Spécialiste de l’Afghanistan, art et littérature médiévaux

vendredi 18 mai 2007, par Collectif LP


L’Art fuguratif en Islam Médiéval

préface de Stuart Cary Welch ISBN : 2-08-010205-2 EAN : 9782080102058 2004 Prix : 75,00 €Format : 25 x 32 cm / 399 pp.

Behzâd, enlumineur figuratif né au XVe siècle dans le royaume centrasiatique de Hérât (actuel Afghanistan), reste le plus grand nom de toute l’histoire de la peinture musulmane d’Orient : maître incontesté de cet art dit de la « miniature persane » et personnage mythique qui aurait insufflé son style à l’illustration de tous ces manuscrits exquis copiés pour les sultans d’Istanbul, d’Ispahan et de Delhi. Reconstituer le catalogue de l’oeuvre authentique de Behzâd demeure donc une exigence centrale pour rédiger l’histoire raisonnée de l’art figuratif d’une civilisation entière. Ce livre, visuellement très riche, va plus loin qu’une pure critique de la forme. Son étude poussée des peintures de Behzâd et de ses disciples dégage, pour la première fois, l’ensemble du langage allégorique caché dans ces images gemmées : avec le sens précis de chaque personnage, geste, fleur, bijou, arme, rocher, arbre ou animal. En outre, nombre des calligrammes introduits à dessein par Behzâd dans ses décors d’architecture, jamais déchiffrés jusqu’ici, se révèlent être des textes de Maître Djâmî (1414-1492), l’autorité religieuse la plus éminente et la plus respectée du monde islamique de l’époque. Or, les vers de Djâmî cités par le peintre signifient l’approbation totale, par un haut clerc de l’Islam, de l’art même de l’enluminure figurée. Les implications de cette connivence entre un peintre de cour et le plus célèbre théologien musulman de son temps sont révolutionnaires, car elles renouvellent notre compréhension du rôle paradoxal dévolu aux arts figuratifs, dans le contexte d’un islam traditionnel que l’on a cru longtemps sévèrement hostile aux images. Ce livre, véritable déchiffrage de hiéroglyphes visuels, en restitue le propos et s’inscrit donc de manière délibérée dans la lignée des travaux d’Émile Mâle sur le symbolisme de l’art médiéval chrétien. L’histoire de l’iconographie islamique accuse un bon siècle de retard sur l’étude du Moyen Âge byzantin ou occidental. Or, la peinture de Behzâd, comme celle de ses grands contemporains russes ou flamands, reste tout autant chargée de sens : car la « miniature persane », comme sa soeur gothique, est bien un art sacré.

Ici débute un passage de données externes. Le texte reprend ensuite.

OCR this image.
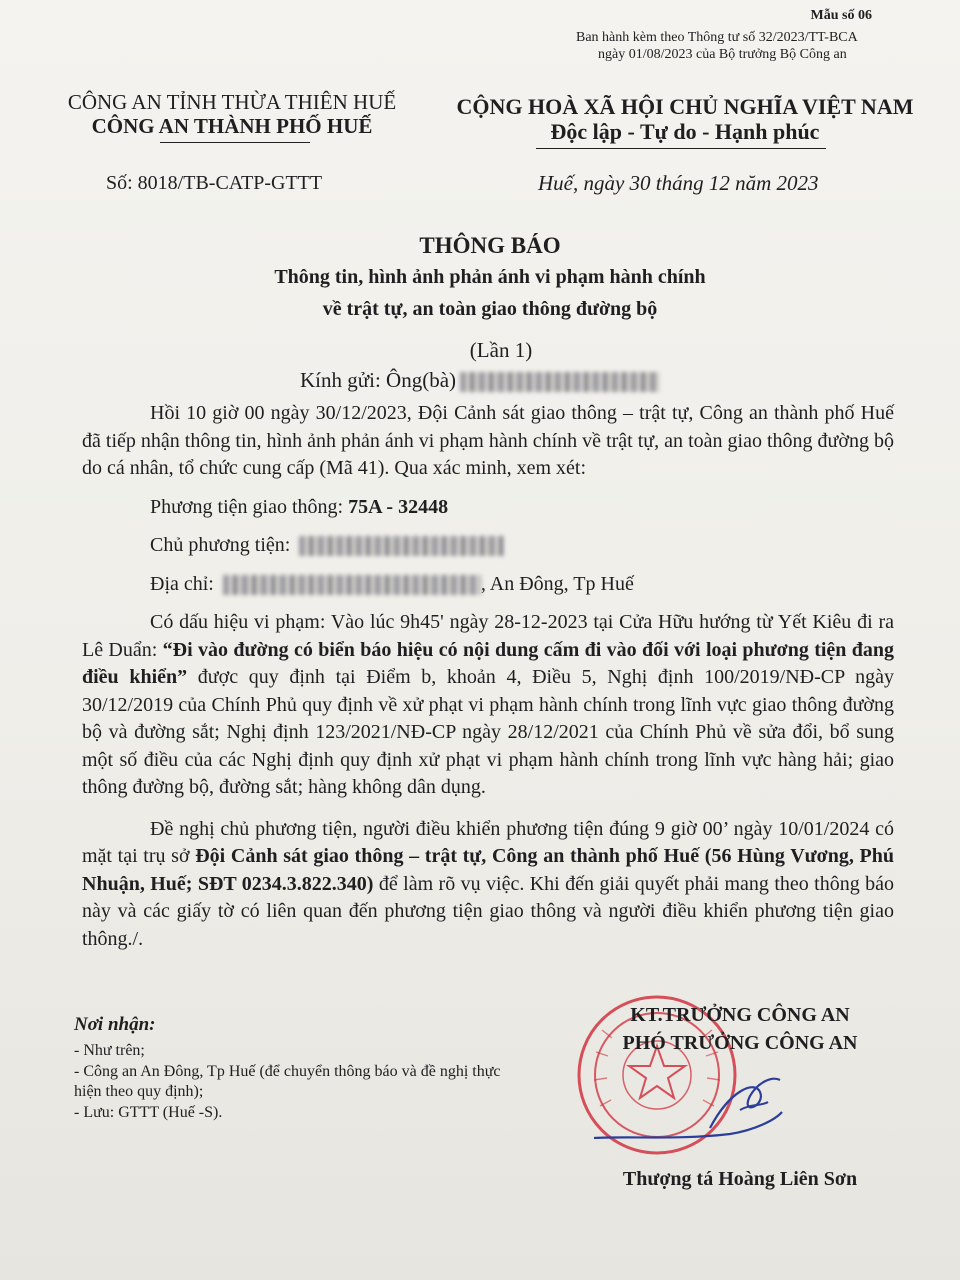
Mẫu số 06
Ban hành kèm theo Thông tư số 32/2023/TT-BCA
ngày 01/08/2023 của Bộ trưởng Bộ Công an
CÔNG AN TỈNH THỪA THIÊN HUẾ
CÔNG AN THÀNH PHỐ HUẾ
CỘNG HOÀ XÃ HỘI CHỦ NGHĨA VIỆT NAM
Độc lập - Tự do - Hạnh phúc
Số: 8018/TB-CATP-GTTT	Huế, ngày 30 tháng 12 năm 2023
THÔNG BÁO
Thông tin, hình ảnh phản ánh vi phạm hành chính
về trật tự, an toàn giao thông đường bộ
(Lần 1)
Kính gửi: Ông(bà)

Hồi 10 giờ 00 ngày 30/12/2023, Đội Cảnh sát giao thông – trật tự, Công an thành phố Huế đã tiếp nhận thông tin, hình ảnh phản ánh vi phạm hành chính về trật tự, an toàn giao thông đường bộ do cá nhân, tổ chức cung cấp (Mã 41). Qua xác minh, xem xét:

Phương tiện giao thông: 75A - 32448

Chủ phương tiện:

Địa chỉ:	, An Đông, Tp Huế

Có dấu hiệu vi phạm: Vào lúc 9h45' ngày 28-12-2023 tại Cửa Hữu hướng từ Yết Kiêu đi ra Lê Duẩn: “Đi vào đường có biển báo hiệu có nội dung cấm đi vào đối với loại phương tiện đang điều khiển” được quy định tại Điểm b, khoản 4, Điều 5, Nghị định 100/2019/NĐ-CP ngày 30/12/2019 của Chính Phủ quy định về xử phạt vi phạm hành chính trong lĩnh vực giao thông đường bộ và đường sắt; Nghị định 123/2021/NĐ-CP ngày 28/12/2021 của Chính Phủ về sửa đổi, bổ sung một số điều của các Nghị định quy định xử phạt vi phạm hành chính trong lĩnh vực hàng hải; giao thông đường bộ, đường sắt; hàng không dân dụng.

Đề nghị chủ phương tiện, người điều khiển phương tiện đúng 9 giờ 00’ ngày 10/01/2024 có mặt tại trụ sở Đội Cảnh sát giao thông – trật tự, Công an thành phố Huế (56 Hùng Vương, Phú Nhuận, Huế; SĐT 0234.3.822.340) để làm rõ vụ việc. Khi đến giải quyết phải mang theo thông báo này và các giấy tờ có liên quan đến phương tiện giao thông và người điều khiển phương tiện giao thông./.

Nơi nhận:
- Như trên;
- Công an An Đông, Tp Huế (để chuyển thông báo và đề nghị thực hiện theo quy định);
- Lưu: GTTT (Huế -S).
KT.TRƯỞNG CÔNG AN
PHÓ TRƯỞNG CÔNG AN
Thượng tá Hoàng Liên Sơn
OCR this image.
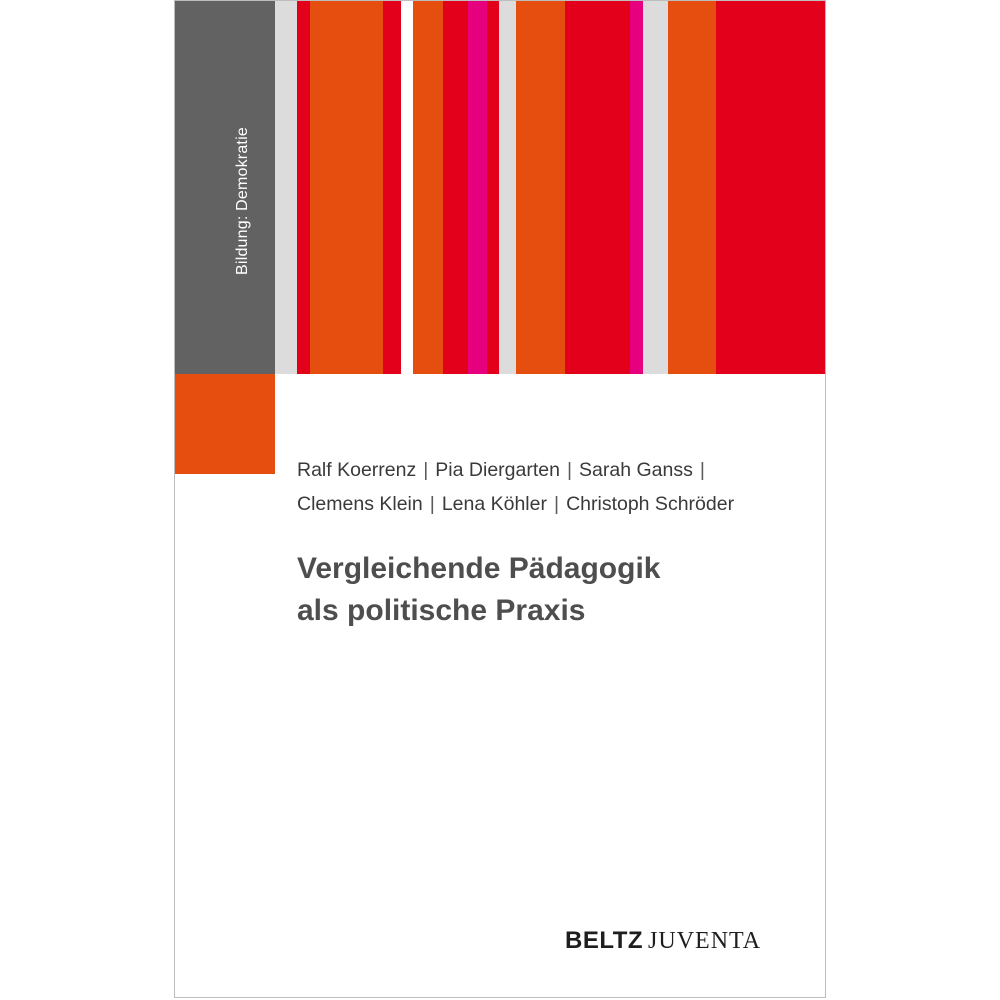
Bildung: Demokratie
Ralf Koerrenz | Pia Diergarten | Sarah Ganss |
Clemens Klein | Lena Köhler | Christoph Schröder
Vergleichende Pädagogik
als politische Praxis
BELTZ JUVENTA
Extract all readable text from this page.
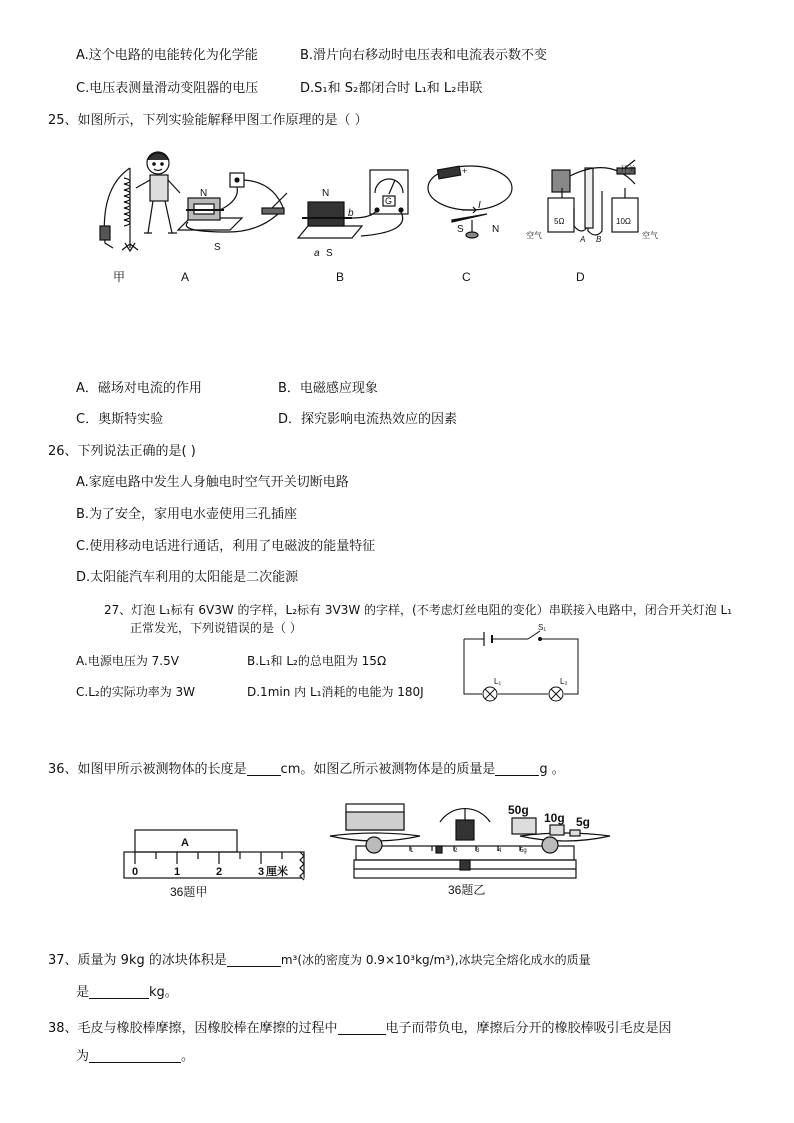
A.这个电路的电能转化为化学能	B.滑片向右移动时电压表和电流表示数不变
C.电压表测量滑动变阻器的电压	D.S₁和 S₂都闭合时 L₁和 L₂串联
25、如图所示，下列实验能解释甲图工作原理的是（ ）
N
S
N
b
a S
G
+
I
S	N
开关
5Ω	10Ω
空气	空气
A B
甲	A	B	C	D
A．磁场对电流的作用	B．电磁感应现象
C．奥斯特实验	D．探究影响电流热效应的因素
26、下列说法正确的是( )
A.家庭电路中发生人身触电时空气开关切断电路
B.为了安全，家用电水壶使用三孔插座
C.使用移动电话进行通话，利用了电磁波的能量特征
D.太阳能汽车利用的太阳能是二次能源
27、灯泡 L₁标有 6V3W 的字样，L₂标有 3V3W 的字样，(不考虑灯丝电阻的变化）串联接入电路中，闭合开关灯泡 L₁
正常发光，下列说错误的是（ ）
A.电源电压为 7.5V	B.L₁和 L₂的总电阻为 15Ω
C.L₂的实际功率为 3W	D.1min 内 L₁消耗的电能为 180J
S₁
L₁	L₂
36、如图甲所示被测物体的长度是	cm。如图乙所示被测物体是的质量是	g 。
A
0	1	2	3 厘米
36题甲
1	2	3	4	5g
50g
10g 5g
36题乙
37、质量为 9kg 的冰块体积是	m³(冰的密度为 0.9×10³kg/m³),冰块完全熔化成水的质量
是	kg。
38、毛皮与橡胶棒摩擦，因橡胶棒在摩擦的过程中	电子而带负电，摩擦后分开的橡胶棒吸引毛皮是因
为	。
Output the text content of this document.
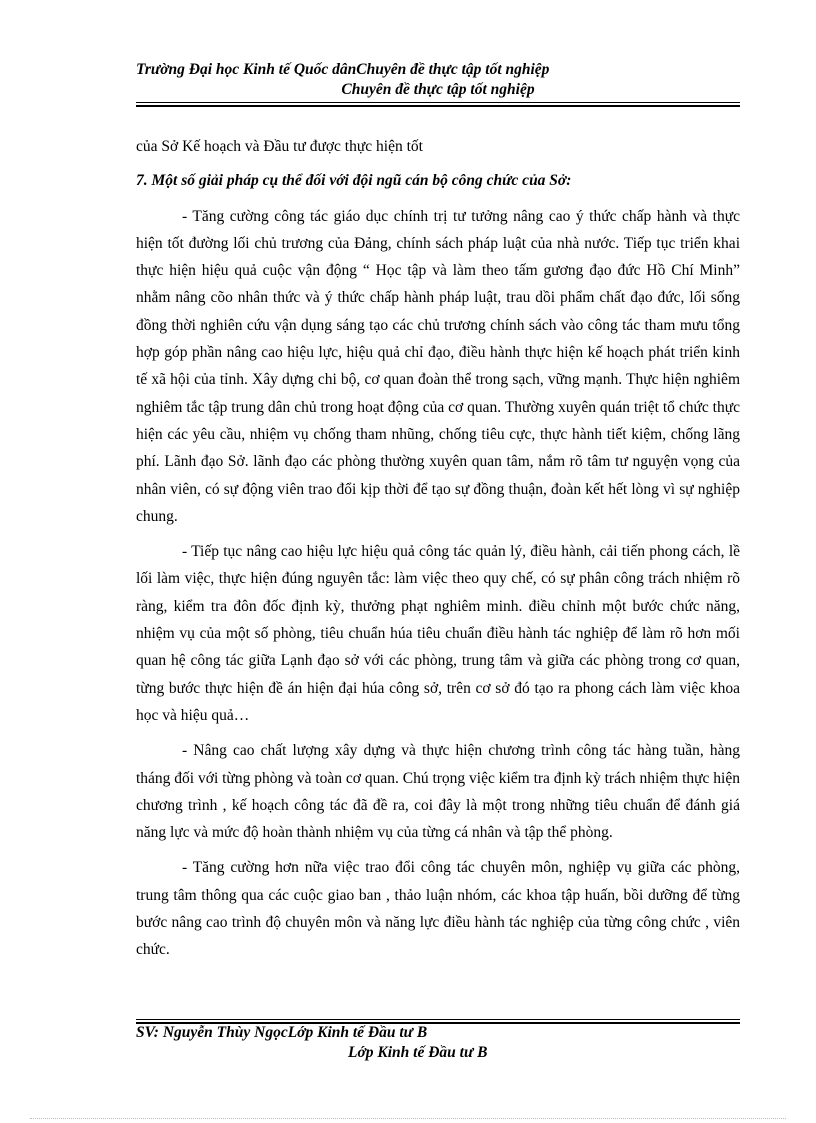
Trường Đại học Kinh tế Quốc dânChuyên đề thực tập tốt nghiệp
Chuyên đề thực tập tốt nghiệp

của Sở Kế hoạch và Đầu tư được thực hiện tốt

7. Một số giải pháp cụ thể đối với đội ngũ cán bộ công chức của Sở:

- Tăng cường công tác giáo dục chính trị tư tưởng nâng cao ý thức chấp hành và thực hiện tốt đường lối chủ trương của Đảng, chính sách pháp luật của nhà nước. Tiếp tục triển khai thực hiện hiệu quả cuộc vận động “ Học tập và làm theo tấm gương đạo đức Hồ Chí Minh” nhằm nâng cõo nhân thức và ý thức chấp hành pháp luật, trau dồi phẩm chất đạo đức, lối sống đồng thời nghiên cứu vận dụng sáng tạo các chủ trương chính sách vào công tác tham mưu tổng hợp góp phần nâng cao hiệu lực, hiệu quả chỉ đạo, điều hành thực hiện kế hoạch phát triển kinh tế xã hội của tỉnh. Xây dựng chi bộ, cơ quan đoàn thể trong sạch, vững mạnh. Thực hiện nghiêm nghiêm tắc tập trung dân chủ trong hoạt động của cơ quan. Thường xuyên quán triệt tổ chức thực hiện các yêu cầu, nhiệm vụ chống tham nhũng, chống tiêu cực, thực hành tiết kiệm, chống lãng phí. Lãnh đạo Sở. lãnh đạo các phòng thường xuyên quan tâm, nắm rõ tâm tư nguyện vọng của nhân viên, có sự động viên trao đổi kịp thời để tạo sự đồng thuận, đoàn kết hết lòng vì sự nghiệp chung.

- Tiếp tục nâng cao hiệu lực hiệu quả công tác quản lý, điều hành, cải tiến phong cách, lề lối làm việc, thực hiện đúng nguyên tắc: làm việc theo quy chế, có sự phân công trách nhiệm rõ ràng, kiểm tra đôn đốc định kỳ, thưởng phạt nghiêm minh. điều chỉnh một bước chức năng, nhiệm vụ của một số phòng, tiêu chuẩn húa tiêu chuẩn điều hành tác nghiệp để làm rõ hơn mối quan hệ công tác giữa Lạnh đạo sở với các phòng, trung tâm và giữa các phòng trong cơ quan, từng bước thực hiện đề án hiện đại húa công sở, trên cơ sở đó tạo ra phong cách làm việc khoa học và hiệu quả…

- Nâng cao chất lượng xây dựng và thực hiện chương trình công tác hàng tuần, hàng tháng đối với từng phòng và toàn cơ quan. Chú trọng việc kiểm tra định kỳ trách nhiệm thực hiện chương trình , kế hoạch công tác đã đề ra, coi đây là một trong những tiêu chuẩn để đánh giá năng lực và mức độ hoàn thành nhiệm vụ của từng cá nhân và tập thể phòng.

- Tăng cường hơn nữa việc trao đổi công tác chuyên môn, nghiệp vụ giữa các phòng, trung tâm thông qua các cuộc giao ban , thảo luận nhóm, các khoa tập huấn, bồi dưỡng để từng bước nâng cao trình độ chuyên môn và năng lực điều hành tác nghiệp của từng công chức , viên chức.

SV: Nguyễn Thùy NgọcLớp Kinh tế Đầu tư B
Lớp Kinh tế Đầu tư B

LE PAVILLON DES SEPT PRINCESSES

[2000], trad. du persan par Michael Barry , introduction et notes de Michael Barry, 880 pages + 16 p. hors texte, 64 ill., sous couv. ill., 140 x 225 mm. Collection Connaissance de l’Orient (No 102), série persane, Gallimard -nouv. ISBN 2070759601. 32,50 €

Le Pavillon des Sept Princesses, en persan Haft Paykar ou « Les Sept Icônes », composé en l’an 1197 de notre ère par le poète Nezâmî de Gandjeh en Azerbaïdjan, est le chef-d’œuvre narratif absolu de toute la littérature musulmane médiévale, l’épopée lyrique et mystique où une civilisation entière s’est reconnue. Aucun livre poétique n’a été, en Islam d’Orient, plus médité, calligraphié, enluminé que ce songe visionnaire d’un prince initié à la sagesse, au cours d’une semaine fantasmagorique, par les sept récits de ses sept épouses, chacune logée sous une coupole astrale à la couleur de son signe stellaire ; car à chaque récit correspond une nouvelle teinte de l’âme. Le traducteur, érudit polyglotte pétri de plusieurs cultures, spécialiste reconnu de l’Asie Centrale médiévale et moderne, propose ici une traduction flamboyante et passionnée, poétique et inspirée, portée par un souffle épique mais attentive aussi aux plus fines nuances ; par un remarquable travail sur la langue, il nous entraîne, dirait-on, à la source même du poème, restitue l’éblouissante richesse de l’original, son ampleur, sa complexité, ses foisonnantes beautés.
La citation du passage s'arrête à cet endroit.